According to PF-562271 concentration Alasino et al. (2011), SSL helps in maintaining the tearing quality. These authors also verified that the increase of the concentration of SSL produces a beneﬁcial effect on the sensory attributes of bread, including crumb texture score. In general, it can be concluded that breads with added SSL and maltogenic amylase presented an increase in volume and a reduction in firmness on Days 1, 6 and 10 of storage, as well as good acceptance regarding the sensory attributes evaluated. This study presents precise dosage values for practical application in white pan bread. Further research could include the use of combined emulsifier and enzyme in other bakery products, including fiber-enriched
products, cakes, etc., where an increase in shelf-life is technologically and economically important. “
“Theobroma cacao L. (Sterculiaceae) is an important crop of several tropical countries. When ripe, pods are harvested from the trees and opened
to extract the wet beans (∼10% fresh weight of the cacao fruit). After fermentation of surrounding pulp, the beans are dried and bagged, constituting the cocoa of commerce, employed mainly in chocolate manufacturing ( ICCO, 2011a; Kalvatchev, Garzaro, & Cedezo, find more 1998). During the extraction of cocoa beans, pod husks, accounting for approximately 52–76% of the weight of the cacao fruit (Donkoh, Atuahene, Wilson, & Adomako, 1991; Fagbenro, 1988), are thrown away and may cause an environmental problem when dumped around the processing plants. In addition to foul odors due to decomposition, cacao pod husks may be a significant source of disease inocula, such as black pod rot (Barazarte, Sangronis, Methocarbamol & Unai, 2008; Donkoh et al., 1991; Figueira, Janick, & BeMiller, 1993; Kalvatchev
et al., 1998). Because each ton of dry beans produced generates approximately ten tons of cacao pod husks (Figueira et al., 1993; Kalvatchev et al., 1998) and because the world production of dry cocoa beans is projected to rise from approximately 3.6 million tons in 2009/2010 (from October to September) to 3.9 million tons in 2010/2011 (ICCO, 2011b), the burden of cacao pod husk waste continues to increase and represents a serious challenge for waste management.
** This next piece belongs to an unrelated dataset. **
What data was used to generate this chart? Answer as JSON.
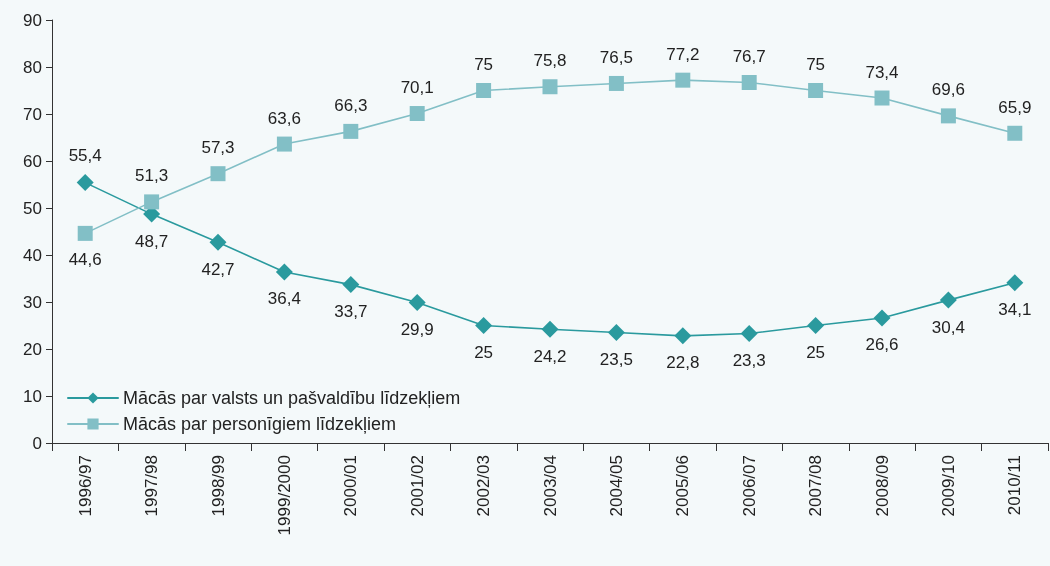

In cocoa producer countries, the processing of this cacao waste may offer economic advantages and decrease the extent of the associated environmental problems. An alternative method of processing cacao pod husks could be their use in pectin production, polysaccharides widely used as gelling and stabilizer agents in a variety of food, cosmetic and pharmaceutical products (Rolin, 1993; Voragen, Pilnik, Thibault, Axelos, & Renard, 1995). Nowadays, commercial pectins come from citrus peel and apple pomace, both by-products of juice production and are generally, extracted with hot, diluted mineral acid (Rolin, 1993; Voragen et al., 1995).